On the other hand, a retail-based business that’s influenced by traffic in and around neighboring businesses – an office based operator that requires flexibility and liquidity in case of growth or downsizing – and restaurants that need to maintain capital for operations may want to consider commercial real estate for lease. In fact, most major restaurants, retailers, and office users such as banks do not own the real estate they occupy, but rather choose to control the real estate through a lease. (Want to know more, read “The Capital Under Your Feet”).

Implications for Taxes

Though tax laws and regulations can – and often do — change, purchasing and leasing have different tax implications. For instance, lease payments are often fully deductible, while commercial property owners usually claim depreciation on their building while deducting interest payments. A conversation with your accounting professional is a wise idea as you delve deeper into the decision-making process.

Market Conditions and Trends

The lease vs. purchase dilemma is further complicated by market conditions and trends. Like all other markets, the property market in the Harrisonburg area expands, contracts, recedes, and recovers in reaction to the economic, social, technological, and demographic factors at any given point in time. These trends are influenced by several factors, including:

  • Demand/ Vacancy
  • Supply/ New Construction
  • Rental rates/ Concessions
  • Cap rates/Investor interest
  • Financing availability

Interactions between these elements determine where the market cycle falls, as well as how business owners are positioned in relation to the market. Analysis takes these factors into consideration, determining the advantages and disadvantages of both purchasing and leasing. Commercial real estate professionals can create a 10-year forecast for Harrisonburg properties, utilizing statistical modeling, historical trends, and market cycle research.

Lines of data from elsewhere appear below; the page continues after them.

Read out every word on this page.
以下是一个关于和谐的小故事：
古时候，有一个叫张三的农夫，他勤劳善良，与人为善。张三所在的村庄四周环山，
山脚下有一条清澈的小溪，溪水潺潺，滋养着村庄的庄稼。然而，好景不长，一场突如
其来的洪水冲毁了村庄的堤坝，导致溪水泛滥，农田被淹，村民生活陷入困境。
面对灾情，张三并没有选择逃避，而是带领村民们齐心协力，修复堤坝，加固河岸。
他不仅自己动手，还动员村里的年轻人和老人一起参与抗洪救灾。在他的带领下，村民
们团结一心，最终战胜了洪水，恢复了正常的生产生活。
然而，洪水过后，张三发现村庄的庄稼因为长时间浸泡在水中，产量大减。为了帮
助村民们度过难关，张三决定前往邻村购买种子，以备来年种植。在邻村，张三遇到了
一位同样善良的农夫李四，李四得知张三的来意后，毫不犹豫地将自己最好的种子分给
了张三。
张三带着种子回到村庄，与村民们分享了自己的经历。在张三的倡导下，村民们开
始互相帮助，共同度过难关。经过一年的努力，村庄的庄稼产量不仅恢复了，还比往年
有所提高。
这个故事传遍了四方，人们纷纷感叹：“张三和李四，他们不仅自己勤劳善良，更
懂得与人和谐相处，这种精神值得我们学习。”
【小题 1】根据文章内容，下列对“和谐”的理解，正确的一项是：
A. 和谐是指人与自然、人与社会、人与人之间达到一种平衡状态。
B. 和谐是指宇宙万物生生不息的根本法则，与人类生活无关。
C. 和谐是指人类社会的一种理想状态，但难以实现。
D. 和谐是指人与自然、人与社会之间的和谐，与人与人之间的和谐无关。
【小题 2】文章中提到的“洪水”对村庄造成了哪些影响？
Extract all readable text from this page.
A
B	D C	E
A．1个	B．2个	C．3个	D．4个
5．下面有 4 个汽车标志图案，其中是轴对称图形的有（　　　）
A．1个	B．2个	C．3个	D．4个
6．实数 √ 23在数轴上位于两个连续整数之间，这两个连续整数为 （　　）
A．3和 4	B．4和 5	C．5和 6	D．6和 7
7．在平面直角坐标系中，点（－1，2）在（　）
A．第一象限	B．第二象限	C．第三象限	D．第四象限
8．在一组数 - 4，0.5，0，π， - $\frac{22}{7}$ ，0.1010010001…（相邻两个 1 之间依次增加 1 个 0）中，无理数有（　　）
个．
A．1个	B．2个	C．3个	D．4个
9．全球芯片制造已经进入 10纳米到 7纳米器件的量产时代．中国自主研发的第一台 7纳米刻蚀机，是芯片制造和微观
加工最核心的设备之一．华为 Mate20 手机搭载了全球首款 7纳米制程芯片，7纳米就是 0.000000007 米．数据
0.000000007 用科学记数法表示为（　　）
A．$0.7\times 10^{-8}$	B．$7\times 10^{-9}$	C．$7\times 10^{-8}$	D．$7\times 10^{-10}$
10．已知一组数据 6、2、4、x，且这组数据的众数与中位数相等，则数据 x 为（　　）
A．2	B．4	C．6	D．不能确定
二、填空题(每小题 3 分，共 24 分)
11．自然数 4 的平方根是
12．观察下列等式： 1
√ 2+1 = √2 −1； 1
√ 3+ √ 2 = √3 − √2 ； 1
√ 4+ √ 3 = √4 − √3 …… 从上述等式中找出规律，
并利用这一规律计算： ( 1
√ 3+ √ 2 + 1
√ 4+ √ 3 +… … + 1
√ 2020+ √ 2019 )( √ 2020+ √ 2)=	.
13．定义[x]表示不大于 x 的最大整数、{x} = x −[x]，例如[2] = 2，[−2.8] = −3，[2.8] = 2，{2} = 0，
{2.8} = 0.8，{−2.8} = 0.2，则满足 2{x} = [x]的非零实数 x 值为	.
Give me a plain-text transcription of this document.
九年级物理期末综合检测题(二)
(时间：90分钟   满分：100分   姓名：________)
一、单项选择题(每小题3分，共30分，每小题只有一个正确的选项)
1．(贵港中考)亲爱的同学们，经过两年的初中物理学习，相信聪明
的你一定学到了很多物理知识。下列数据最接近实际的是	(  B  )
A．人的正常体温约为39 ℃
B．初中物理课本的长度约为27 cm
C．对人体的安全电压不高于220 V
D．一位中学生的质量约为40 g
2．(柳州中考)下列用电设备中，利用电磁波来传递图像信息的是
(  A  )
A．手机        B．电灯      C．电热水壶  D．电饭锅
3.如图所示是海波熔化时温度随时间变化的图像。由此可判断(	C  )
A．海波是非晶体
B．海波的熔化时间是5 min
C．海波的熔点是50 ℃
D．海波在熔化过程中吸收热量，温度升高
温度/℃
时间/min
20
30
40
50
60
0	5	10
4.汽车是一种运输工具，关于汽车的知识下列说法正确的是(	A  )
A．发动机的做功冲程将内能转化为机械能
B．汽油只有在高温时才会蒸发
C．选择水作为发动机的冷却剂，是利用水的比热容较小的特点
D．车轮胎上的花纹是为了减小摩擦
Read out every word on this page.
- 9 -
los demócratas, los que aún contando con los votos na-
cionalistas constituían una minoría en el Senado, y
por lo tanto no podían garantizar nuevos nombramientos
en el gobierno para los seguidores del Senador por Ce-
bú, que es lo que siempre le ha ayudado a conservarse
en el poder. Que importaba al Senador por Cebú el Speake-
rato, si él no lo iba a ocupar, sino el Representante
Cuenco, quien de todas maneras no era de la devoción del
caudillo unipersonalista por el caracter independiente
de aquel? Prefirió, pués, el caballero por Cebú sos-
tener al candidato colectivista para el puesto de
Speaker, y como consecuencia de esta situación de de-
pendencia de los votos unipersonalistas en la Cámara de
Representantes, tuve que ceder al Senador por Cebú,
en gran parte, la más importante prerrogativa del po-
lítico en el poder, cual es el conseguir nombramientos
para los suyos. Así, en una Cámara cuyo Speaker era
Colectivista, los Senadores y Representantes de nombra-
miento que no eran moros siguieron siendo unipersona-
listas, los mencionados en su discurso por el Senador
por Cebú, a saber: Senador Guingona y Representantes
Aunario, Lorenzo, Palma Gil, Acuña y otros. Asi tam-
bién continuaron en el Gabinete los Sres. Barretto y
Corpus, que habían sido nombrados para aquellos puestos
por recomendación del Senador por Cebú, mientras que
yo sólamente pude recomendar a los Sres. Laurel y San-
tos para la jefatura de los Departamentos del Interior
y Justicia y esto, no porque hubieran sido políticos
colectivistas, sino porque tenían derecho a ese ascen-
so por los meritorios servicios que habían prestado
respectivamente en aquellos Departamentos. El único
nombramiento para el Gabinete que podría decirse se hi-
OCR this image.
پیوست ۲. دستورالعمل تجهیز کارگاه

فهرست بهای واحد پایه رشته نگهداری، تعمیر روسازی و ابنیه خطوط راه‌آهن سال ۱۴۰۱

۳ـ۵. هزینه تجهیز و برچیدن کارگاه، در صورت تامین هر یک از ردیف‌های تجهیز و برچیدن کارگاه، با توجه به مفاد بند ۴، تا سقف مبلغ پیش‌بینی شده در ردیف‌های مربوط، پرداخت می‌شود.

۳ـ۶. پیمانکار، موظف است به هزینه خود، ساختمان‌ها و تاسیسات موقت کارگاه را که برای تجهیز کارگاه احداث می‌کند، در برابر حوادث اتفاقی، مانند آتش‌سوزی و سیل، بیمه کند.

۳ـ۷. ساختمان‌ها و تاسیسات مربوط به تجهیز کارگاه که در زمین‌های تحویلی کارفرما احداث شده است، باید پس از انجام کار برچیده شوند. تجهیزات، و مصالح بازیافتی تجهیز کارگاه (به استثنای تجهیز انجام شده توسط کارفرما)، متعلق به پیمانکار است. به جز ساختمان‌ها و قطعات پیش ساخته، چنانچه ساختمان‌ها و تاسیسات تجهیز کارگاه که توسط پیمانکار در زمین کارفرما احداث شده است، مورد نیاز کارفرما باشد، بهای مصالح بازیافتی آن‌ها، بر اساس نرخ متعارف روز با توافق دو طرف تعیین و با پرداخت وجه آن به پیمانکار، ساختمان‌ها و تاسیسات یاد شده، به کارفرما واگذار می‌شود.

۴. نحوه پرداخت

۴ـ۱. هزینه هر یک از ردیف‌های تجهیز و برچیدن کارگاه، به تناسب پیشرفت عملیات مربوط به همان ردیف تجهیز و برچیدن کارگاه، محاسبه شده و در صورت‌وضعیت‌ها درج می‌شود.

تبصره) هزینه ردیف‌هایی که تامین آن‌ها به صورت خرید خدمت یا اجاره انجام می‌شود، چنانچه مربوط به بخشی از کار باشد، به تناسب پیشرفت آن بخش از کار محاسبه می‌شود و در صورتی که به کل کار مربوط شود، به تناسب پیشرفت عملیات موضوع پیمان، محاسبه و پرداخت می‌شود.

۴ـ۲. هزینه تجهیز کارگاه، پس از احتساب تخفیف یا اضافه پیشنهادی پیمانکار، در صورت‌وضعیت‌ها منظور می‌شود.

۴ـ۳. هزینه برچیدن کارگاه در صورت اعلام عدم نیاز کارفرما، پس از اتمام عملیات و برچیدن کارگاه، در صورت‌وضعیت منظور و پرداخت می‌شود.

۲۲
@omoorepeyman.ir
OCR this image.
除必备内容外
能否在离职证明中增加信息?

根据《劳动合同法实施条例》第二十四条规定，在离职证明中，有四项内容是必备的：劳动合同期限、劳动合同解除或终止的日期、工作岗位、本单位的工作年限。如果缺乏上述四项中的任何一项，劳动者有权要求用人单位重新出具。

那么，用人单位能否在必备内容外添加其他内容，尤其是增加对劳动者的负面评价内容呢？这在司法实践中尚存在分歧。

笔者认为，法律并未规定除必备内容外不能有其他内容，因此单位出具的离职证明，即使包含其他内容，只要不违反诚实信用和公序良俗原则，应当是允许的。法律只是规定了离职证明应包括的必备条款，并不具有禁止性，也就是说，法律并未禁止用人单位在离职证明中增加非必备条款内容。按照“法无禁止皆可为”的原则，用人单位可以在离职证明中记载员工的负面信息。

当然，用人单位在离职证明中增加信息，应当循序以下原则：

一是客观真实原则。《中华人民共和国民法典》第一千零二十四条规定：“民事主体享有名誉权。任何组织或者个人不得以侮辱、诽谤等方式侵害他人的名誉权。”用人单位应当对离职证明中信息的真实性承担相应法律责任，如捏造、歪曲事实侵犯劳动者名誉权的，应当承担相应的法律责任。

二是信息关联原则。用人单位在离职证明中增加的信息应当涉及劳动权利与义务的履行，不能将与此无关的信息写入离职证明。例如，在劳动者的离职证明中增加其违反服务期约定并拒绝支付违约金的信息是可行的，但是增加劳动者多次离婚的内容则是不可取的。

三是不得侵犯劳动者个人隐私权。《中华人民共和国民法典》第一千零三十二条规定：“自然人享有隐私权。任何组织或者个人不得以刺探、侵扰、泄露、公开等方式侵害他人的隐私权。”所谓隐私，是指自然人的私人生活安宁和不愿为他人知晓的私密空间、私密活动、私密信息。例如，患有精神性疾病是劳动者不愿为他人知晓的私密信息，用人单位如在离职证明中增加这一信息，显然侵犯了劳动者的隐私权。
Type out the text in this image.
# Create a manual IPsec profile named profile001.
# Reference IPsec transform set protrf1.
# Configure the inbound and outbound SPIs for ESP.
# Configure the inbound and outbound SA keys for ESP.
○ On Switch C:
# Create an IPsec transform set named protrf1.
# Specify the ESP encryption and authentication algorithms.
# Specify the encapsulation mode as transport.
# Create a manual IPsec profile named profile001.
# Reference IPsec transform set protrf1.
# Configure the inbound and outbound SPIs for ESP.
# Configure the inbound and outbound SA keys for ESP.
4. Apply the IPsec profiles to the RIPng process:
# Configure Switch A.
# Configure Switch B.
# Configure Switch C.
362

In today’s rapidly changing market, accurate analysis is more important than ever. While asking prices for commercial properties have dropped more than lease prices since 2008, both, seemingly, have stopped declining and concessions are drying up.

It has been suggested that guesswork does not have to be good enough. Professional analysis can help business owners decide which option best meets their needs in the lease versus purchase debate.  A commercial real estate professional can provide market data, analysis tools, and experience to help tailor a strategy and recommendation that best fits your business goals allowing a decision to be based on objective research.